Held hostage by idiotism
Let’s say they reach an accord in the Middle East. Some hard bargaining, some painful concessions, but now they’re ready to sign an historic agreement ending generations of enmity and warfare. Peace is at hand.
Then a man from Country A goes to a bazaar in Country B and detonates a bomb. Enraged, Country B turns the treaty into confetti. The next sound you hear is the whistle of incoming missiles.
In diplomatic circles, they call that the terrorist veto, the ability of a single obscure malcontent, powerless but for his willingness to sacrifice lives, to make himself heard at the highest level of geopolitics and force his way upon the international stage.
As recent events make oppressively clear, the Internet and the 24-hour news cycle have evolved an analog to the terrorist veto. Call it the idiot veto – the ability of a single obscure malcontent, powerless but for his willingness to do some appalling thing, to make himself heard at the highest level of geopolitics and force his way upon the international stage.
His name is Terry Jones, and he’s the little-known pastor of a tiny church – 50 members – in Gainesville, Fla. Twenty years ago, his proclamation of “International Burn a Koran Day” MIGHT have gotten him a few minutes on the rump end of the local TV newscast.
But that was before mass media exploded and every one of us became a news purveyor unto him- or herself. Jones’ bigoted idiocy – and yes, he has a constitutional right to be a bigoted idiot – has won him worldwide attention. His story has appeared in the Miami Herald, CNN, the London Daily Telegraph, the Huffington Post, the Los Angeles Times, the New York Times, the Irish Times, the Sydney (Australia) Morning Herald, the New Zealand Herald and al-Jazeera, to name a few. He has been condemned from Indonesia to Egypt, Secretary of State Hillary Clinton has blasted him and even the president felt compelled to weigh in.
And here, it bears repeating: Terry Jones is a podunk preacher no one ever heard of before this.
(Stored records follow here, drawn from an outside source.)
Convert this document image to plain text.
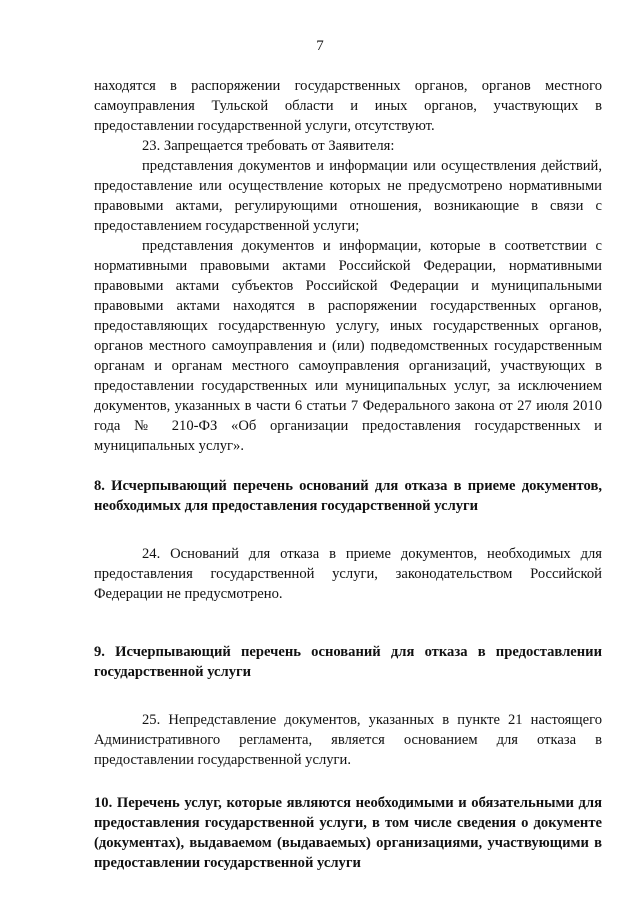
7

находятся в распоряжении государственных органов, органов местного самоуправления Тульской области и иных органов, участвующих в предоставлении государственной услуги, отсутствуют.

23. Запрещается требовать от Заявителя:

представления документов и информации или осуществления действий, предоставление или осуществление которых не предусмотрено нормативными правовыми актами, регулирующими отношения, возникающие в связи с предоставлением государственной услуги;

представления документов и информации, которые в соответствии с нормативными правовыми актами Российской Федерации, нормативными правовыми актами субъектов Российской Федерации и муниципальными правовыми актами находятся в распоряжении государственных органов, предоставляющих государственную услугу, иных государственных органов, органов местного самоуправления и (или) подведомственных государственным органам и органам местного самоуправления организаций, участвующих в предоставлении государственных или муниципальных услуг, за исключением документов, указанных в части 6 статьи 7 Федерального закона от 27 июля 2010 года № 210-ФЗ «Об организации предоставления государственных и муниципальных услуг».

8. Исчерпывающий перечень оснований для отказа в приеме документов, необходимых для предоставления государственной услуги

24. Оснований для отказа в приеме документов, необходимых для предоставления государственной услуги, законодательством Российской Федерации не предусмотрено.

9. Исчерпывающий перечень оснований для отказа в предоставлении государственной услуги

25. Непредставление документов, указанных в пункте 21 настоящего Административного регламента, является основанием для отказа в предоставлении государственной услуги.

10. Перечень услуг, которые являются необходимыми и обязательными для предоставления государственной услуги, в том числе сведения о документе (документах), выдаваемом (выдаваемых) организациями, участвующими в предоставлении государственной услуги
Yet, from that humble repose, he was able to move the world. The impli- cations are staggering.
These words are written before, but will be published after, Jones’ scheduled event so I can’t comment on what did or did not happen. But I can say this: As Paris Hilton’s “career” amply demonstrates, the blossoming of new media and the corresponding need to keep them fed have made fame and its evil cousin, notoriety, impossibly cheap.
Once, we had hoped for higher things. There is, after all, an enduring human conceit which holds that improved communication between everyday people equals improved understanding between nations, equals peace. That conceit is as old as the folks who wondered how there could be a Civil War since North and South were linked by telegraph, and as modern as the Ellen Page commercial for Cisco Systems where children in the U.S. video chat with their counterparts in China.
Our faith in communication to bring people together has occasionally been validated; think of how cell phone video of a dying woman named Neda brought the world to the side of Iranian protesters.
But often, that faith seems naive, if not misplaced. Mass media magnify the bizarre and deservedly obscure, giving it access to the world – and its leaders. Like Lincoln at the theater, the world finds itself vulnerable to the single deranged lunatic. History spins on the whims of whoever is willing to be crazy enough.
That’s too much power to accord a Terry Jones, who, should it need saying, has no business on the international stage. But there he is anyway, in all his ignorant glory, proving the fundamental flaw of our faith in the promise of enhanced communications.
You see, technology evolves quickly. People, unfortunately, do not.